Так он перечислил почти всех, кто там находился. Я схватила пальтишко какое-то свое серое с песцовым воротником – мама сшила, и в китайских туфлях пешком по снегу пошла на Старую площадь, где тогда жила, так была потрясена. А дальше – живи и думай».
Общего в этих воспоминаниях – только китайские туфли, в которых Белла Ахмадулина шла по заснеженной Москве…
Белла Ахмадулина была не только выдающейся поэтессой, но и прекрасным человеком. Белла – это ключевая фигура поколения шестидесятников, самостоятельное светлое слово, великий поэт, любящий Россию, мучающийся болью за нее.
Я хорошо помню – мне 14 лет, и первый раз пришел на ее встречу в зал Чайковского. С бабушкой. И жил в каком-то тихом мещанском уюте. И вдруг на сцене увидел Беллу – с челкой, со вздернутым подбородком и почувствовал себя старым никому не нужным школьником. И понял, что надо менять жизнь – ее энергия, бесконечная сила просто вошла в меня. Она же могла всю ночь, расчистив стол, писать при свече.

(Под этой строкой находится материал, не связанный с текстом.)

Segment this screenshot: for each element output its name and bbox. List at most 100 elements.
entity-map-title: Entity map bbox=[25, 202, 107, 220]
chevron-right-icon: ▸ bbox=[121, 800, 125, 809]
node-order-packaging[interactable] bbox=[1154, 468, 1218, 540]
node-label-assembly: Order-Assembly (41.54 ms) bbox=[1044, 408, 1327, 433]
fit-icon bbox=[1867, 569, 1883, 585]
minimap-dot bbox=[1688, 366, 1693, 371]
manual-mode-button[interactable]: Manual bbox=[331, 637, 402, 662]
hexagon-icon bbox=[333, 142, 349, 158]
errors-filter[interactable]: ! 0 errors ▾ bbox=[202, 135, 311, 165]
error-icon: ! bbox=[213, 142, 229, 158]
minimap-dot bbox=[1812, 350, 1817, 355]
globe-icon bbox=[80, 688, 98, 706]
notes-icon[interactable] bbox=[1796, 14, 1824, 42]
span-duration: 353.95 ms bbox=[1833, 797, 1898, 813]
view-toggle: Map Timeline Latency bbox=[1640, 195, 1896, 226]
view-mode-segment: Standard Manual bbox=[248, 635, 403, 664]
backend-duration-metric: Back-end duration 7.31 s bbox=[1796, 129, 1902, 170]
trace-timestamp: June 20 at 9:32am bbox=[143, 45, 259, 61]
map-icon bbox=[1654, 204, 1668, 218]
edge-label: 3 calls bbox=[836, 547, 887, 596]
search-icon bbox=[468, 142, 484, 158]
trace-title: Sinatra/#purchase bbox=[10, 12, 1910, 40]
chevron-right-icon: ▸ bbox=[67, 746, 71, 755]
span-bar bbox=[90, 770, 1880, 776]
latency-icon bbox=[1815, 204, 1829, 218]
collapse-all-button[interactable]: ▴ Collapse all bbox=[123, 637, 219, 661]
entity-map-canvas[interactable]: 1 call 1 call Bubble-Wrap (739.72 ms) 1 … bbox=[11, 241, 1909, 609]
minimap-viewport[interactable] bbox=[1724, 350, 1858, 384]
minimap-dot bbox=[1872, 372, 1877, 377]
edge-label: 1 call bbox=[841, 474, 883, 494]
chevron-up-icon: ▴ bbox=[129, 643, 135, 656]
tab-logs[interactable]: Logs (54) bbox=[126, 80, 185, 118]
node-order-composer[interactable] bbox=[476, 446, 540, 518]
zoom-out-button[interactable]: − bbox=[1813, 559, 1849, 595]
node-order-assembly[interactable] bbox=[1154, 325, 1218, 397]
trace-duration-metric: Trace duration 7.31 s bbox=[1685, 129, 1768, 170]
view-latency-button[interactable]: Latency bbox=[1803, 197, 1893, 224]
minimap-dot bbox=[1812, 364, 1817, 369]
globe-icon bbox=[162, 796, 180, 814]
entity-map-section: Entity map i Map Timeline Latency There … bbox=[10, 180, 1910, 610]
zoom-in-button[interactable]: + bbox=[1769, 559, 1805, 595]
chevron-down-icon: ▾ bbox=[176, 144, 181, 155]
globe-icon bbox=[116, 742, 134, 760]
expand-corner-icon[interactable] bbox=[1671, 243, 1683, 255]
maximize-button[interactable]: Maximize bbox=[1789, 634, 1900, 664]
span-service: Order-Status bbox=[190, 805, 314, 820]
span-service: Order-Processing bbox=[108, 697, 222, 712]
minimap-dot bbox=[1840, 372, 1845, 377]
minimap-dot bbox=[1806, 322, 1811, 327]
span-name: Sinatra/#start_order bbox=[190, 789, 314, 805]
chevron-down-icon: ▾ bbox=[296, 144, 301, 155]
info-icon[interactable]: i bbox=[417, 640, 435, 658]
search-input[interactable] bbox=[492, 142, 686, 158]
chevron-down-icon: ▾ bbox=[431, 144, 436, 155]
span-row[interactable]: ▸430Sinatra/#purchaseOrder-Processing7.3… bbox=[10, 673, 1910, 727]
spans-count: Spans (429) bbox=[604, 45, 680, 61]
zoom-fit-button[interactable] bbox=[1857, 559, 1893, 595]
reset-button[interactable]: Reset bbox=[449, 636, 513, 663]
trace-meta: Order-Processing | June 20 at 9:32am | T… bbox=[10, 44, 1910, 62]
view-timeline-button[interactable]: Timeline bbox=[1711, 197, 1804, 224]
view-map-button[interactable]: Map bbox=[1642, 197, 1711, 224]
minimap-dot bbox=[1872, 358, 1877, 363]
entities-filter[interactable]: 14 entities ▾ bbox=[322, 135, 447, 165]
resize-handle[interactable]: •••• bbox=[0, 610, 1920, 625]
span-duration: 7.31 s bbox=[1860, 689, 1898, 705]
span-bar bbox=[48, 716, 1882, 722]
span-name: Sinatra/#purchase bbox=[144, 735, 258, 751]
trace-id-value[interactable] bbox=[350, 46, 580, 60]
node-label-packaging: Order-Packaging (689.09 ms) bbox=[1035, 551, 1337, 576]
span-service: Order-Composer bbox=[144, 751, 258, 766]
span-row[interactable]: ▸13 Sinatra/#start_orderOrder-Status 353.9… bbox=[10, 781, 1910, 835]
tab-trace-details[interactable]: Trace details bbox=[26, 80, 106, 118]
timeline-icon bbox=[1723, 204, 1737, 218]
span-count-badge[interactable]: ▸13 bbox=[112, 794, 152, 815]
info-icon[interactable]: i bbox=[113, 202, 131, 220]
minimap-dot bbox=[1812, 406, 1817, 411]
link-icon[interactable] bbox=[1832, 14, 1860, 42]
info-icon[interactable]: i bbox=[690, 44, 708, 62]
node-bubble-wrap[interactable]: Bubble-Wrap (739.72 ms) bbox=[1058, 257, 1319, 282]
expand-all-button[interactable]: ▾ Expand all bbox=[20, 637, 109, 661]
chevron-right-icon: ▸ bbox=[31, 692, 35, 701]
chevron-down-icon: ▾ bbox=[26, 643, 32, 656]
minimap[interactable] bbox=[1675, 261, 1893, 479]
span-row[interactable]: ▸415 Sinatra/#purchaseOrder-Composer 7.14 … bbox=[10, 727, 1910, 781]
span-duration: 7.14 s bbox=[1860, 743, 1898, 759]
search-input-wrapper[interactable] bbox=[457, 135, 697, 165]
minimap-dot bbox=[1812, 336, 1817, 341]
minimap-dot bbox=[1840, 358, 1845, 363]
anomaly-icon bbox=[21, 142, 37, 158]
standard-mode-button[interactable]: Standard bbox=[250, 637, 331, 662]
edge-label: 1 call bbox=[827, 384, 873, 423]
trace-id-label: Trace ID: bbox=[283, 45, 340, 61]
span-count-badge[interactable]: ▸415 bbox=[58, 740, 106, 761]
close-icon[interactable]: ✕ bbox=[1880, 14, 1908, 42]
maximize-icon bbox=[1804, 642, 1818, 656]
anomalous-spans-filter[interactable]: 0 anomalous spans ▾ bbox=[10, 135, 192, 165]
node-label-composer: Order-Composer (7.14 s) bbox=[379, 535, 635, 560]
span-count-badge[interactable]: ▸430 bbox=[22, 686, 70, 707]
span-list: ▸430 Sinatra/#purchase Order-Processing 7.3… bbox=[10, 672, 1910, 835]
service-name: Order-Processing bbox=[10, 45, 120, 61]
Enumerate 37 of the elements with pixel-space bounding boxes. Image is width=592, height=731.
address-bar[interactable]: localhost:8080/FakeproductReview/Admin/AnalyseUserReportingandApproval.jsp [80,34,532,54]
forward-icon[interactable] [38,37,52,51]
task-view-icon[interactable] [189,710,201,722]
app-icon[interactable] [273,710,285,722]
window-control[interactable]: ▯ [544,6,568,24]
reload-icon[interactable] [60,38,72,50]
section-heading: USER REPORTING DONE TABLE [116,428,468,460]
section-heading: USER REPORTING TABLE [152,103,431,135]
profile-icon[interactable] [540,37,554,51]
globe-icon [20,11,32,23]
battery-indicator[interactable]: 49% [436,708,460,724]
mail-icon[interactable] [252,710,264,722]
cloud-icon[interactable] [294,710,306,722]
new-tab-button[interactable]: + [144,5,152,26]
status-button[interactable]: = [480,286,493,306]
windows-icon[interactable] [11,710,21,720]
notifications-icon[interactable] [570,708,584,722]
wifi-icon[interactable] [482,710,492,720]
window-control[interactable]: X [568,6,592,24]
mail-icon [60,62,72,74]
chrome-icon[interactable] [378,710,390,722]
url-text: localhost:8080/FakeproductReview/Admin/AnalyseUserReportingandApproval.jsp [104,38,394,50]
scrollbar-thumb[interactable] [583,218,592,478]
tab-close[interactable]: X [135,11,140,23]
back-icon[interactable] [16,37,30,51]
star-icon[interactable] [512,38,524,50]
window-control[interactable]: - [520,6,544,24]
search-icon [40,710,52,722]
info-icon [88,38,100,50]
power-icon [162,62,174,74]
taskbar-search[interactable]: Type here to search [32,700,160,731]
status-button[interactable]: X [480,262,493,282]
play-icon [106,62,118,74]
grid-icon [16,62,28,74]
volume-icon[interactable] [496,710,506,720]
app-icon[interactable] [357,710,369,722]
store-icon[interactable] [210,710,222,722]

Виктор Ерофеев, писатель, литературовед, радио– и телеведущий.
Когда Белла Ахмадулина познакомилась и начала встречаться с Евгением Евтушенко, у нее был непростой период в жизни… Хотя когда у нее были простые периоды? Она из тех людей, у которых всегда все сложно. Но в то время для нее многое изменилось. Она окончила школу, работала в газете, собиралась в Литературный институт, издали ее первые стихи – обо всем этом рассказано в предыдущей главе.
Но было и то, о чем она не говорила в интервью и не писала в воспоминаниях. Брак ее родителей распался, и это стало для нее очень тяжелым ударом. Она любила отца, он был одним из самых важных людей в ее жизни, а теперь он вдруг ушел, да еще и потом завел новую семью. Впрочем, связь между ними не оборвалась – Ахат Валеевич тоже очень любил дочь, и они продолжали видеться. Его внучка Елизавета Кулиева рассказывала, что он в дальнейшем жил с новой семьей в маленькой квартире на окраине Москвы и сильно тосковал, если Белла его долго не навещала.
А Надежда Макаровна вскоре после поступления дочери в Литературный институт уехала в США, работать переводчиком при ООН. Хотя, разумеется, это все было лишь официальным прикрытием, а на самом деле она продолжала работать в КГБ.